Claude Ponti au jardin

Le jardin Kadupo

Dormanron
Dessin : Claude Ponti

Dormanron

Pionçotophyceae
Découvertes dans les Îles Aldébarannes par Guylane Hululine à l'âge de six ans lors du voyage sabbatique de ses deux mères, les dormanrons sont aujourd'hui reconnues comme des créations végétales des tortues marines (de la super famille des Chelonioidea).

Revenue sur place à l'âge de vingt-deux ans pour son mémoire de bio-ingénierie, Guylane fit la corrélation entre la création d'une Dormanron et l'activité étrange d'une tortue marine âgée. D'après ses observations, la tortue porte sur l'île des spores d'une algue rare dont les cellules souche sont accessibles mentalement, modifiables et orientables pendant trois jours environ.

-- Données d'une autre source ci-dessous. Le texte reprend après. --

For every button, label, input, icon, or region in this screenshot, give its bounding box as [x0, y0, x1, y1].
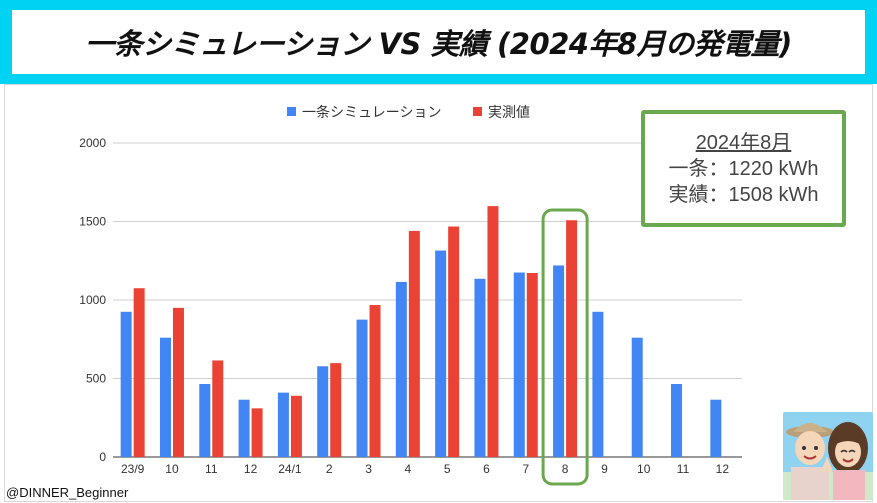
- bar-sim: [435, 250, 447, 457]
- summary-heading: 2024年8月: [695, 131, 792, 154]
- bar-actual: [448, 226, 460, 457]
- bar-actual: [369, 305, 381, 457]
- summary-sim-line: 一条：1220 kWh: [668, 157, 819, 180]
- highlight-box-august: [541, 208, 589, 486]
- x-tick-label: 11: [205, 462, 218, 476]
- bar-sim: [317, 366, 329, 457]
- x-tick-label: 10: [165, 462, 179, 476]
- bar-sim: [120, 311, 132, 457]
- summary-actual-line: 実績：1508 kWh: [668, 183, 819, 206]
- bar-sim: [671, 383, 683, 457]
- chart-title: 一条シミュレーション VS 実績 (2024年8月の発電量): [85, 27, 792, 61]
- bar-sim: [199, 383, 211, 457]
- title-bar: 一条シミュレーション VS 実績 (2024年8月の発電量): [0, 0, 877, 84]
- x-tick-label: 5: [444, 462, 451, 476]
- bar-sim: [631, 337, 643, 457]
- x-tick-label: 7: [522, 462, 529, 476]
- bar-actual: [487, 206, 499, 457]
- bar-sim: [277, 392, 289, 457]
- bar-actual: [290, 395, 302, 457]
- bar-actual: [526, 272, 538, 457]
- x-tick-label: 24/1: [278, 462, 302, 476]
- title-panel: 一条シミュレーション VS 実績 (2024年8月の発電量): [12, 10, 865, 74]
- y-tick-label: 1500: [79, 215, 106, 229]
- y-tick-label: 0: [99, 450, 106, 464]
- legend: 一条シミュレーション 実測値: [287, 104, 530, 121]
- bars: [120, 206, 722, 457]
- x-tick-label: 8: [562, 462, 569, 476]
- bar-actual: [566, 220, 578, 457]
- chart-frame: [4, 84, 873, 502]
- x-tick-label: 12: [716, 462, 730, 476]
- summary-box: 2024年8月 一条：1220 kWh 実績：1508 kWh: [641, 110, 846, 227]
- x-tick-label: 12: [244, 462, 258, 476]
- y-tick-label: 1000: [79, 293, 106, 307]
- x-tick-label: 23/9: [121, 462, 145, 476]
- bar-sim: [474, 278, 486, 457]
- legend-label-actual: 実測値: [488, 105, 530, 121]
- x-tick-label: 11: [677, 462, 690, 476]
- bar-sim: [395, 281, 407, 457]
- x-tick-label: 10: [637, 462, 651, 476]
- legend-swatch-actual: [473, 107, 482, 116]
- y-tick-label: 500: [86, 372, 106, 386]
- y-axis-ticks: 0 500 1000 1500 2000: [79, 136, 106, 464]
- bar-sim: [553, 265, 565, 457]
- bar-sim: [513, 272, 525, 457]
- x-tick-label: 6: [483, 462, 490, 476]
- bar-sim: [238, 399, 250, 457]
- legend-label-sim: 一条シミュレーション: [302, 104, 441, 121]
- x-tick-label: 9: [601, 462, 608, 476]
- bar-actual: [172, 307, 184, 457]
- bar-actual: [251, 408, 263, 457]
- x-tick-label: 2: [326, 462, 333, 476]
- credit-handle: @DINNER_Beginner: [6, 485, 129, 500]
- bar-actual: [330, 363, 342, 457]
- bar-sim: [159, 337, 171, 457]
- bar-actual: [212, 360, 224, 457]
- bar-sim: [710, 399, 722, 457]
- legend-swatch-sim: [287, 107, 296, 116]
- bar-sim: [592, 311, 604, 457]
- bar-actual: [408, 230, 420, 457]
- bar-actual: [133, 288, 145, 457]
- avatar-illustration: [783, 412, 873, 500]
- bar-sim: [356, 319, 368, 457]
- x-tick-label: 3: [365, 462, 372, 476]
- x-tick-label: 4: [405, 462, 412, 476]
- x-axis-ticks: 23/9 10 11 12 24/1 2 3 4 5 6 7 8 9 10 11 12: [121, 462, 729, 476]
- y-tick-label: 2000: [79, 136, 106, 150]
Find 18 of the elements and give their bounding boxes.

La tortue rêve de dormir sans carapace à l'abri de toute agression sur une plage de sable fin bien ensoleillée. C'est l'intensité du rêve qui donne sa perfection à la Dormanron.

Guylane Hululine a prouvé deux ans plus tard qu'une tortue ne peut créer une Dormanron que si les spores sont plantés à plus de 1229 mètre et à moins de 1234 mètres de la mer dans toutes les directions. C'est la raison pour laquelle les Dormanrons sont très rares. Celle du Jardin des Plantes de Nantes est maintenue en vie confortable par un cercle de tuyauterie souterraine où circule de l'eau de mer.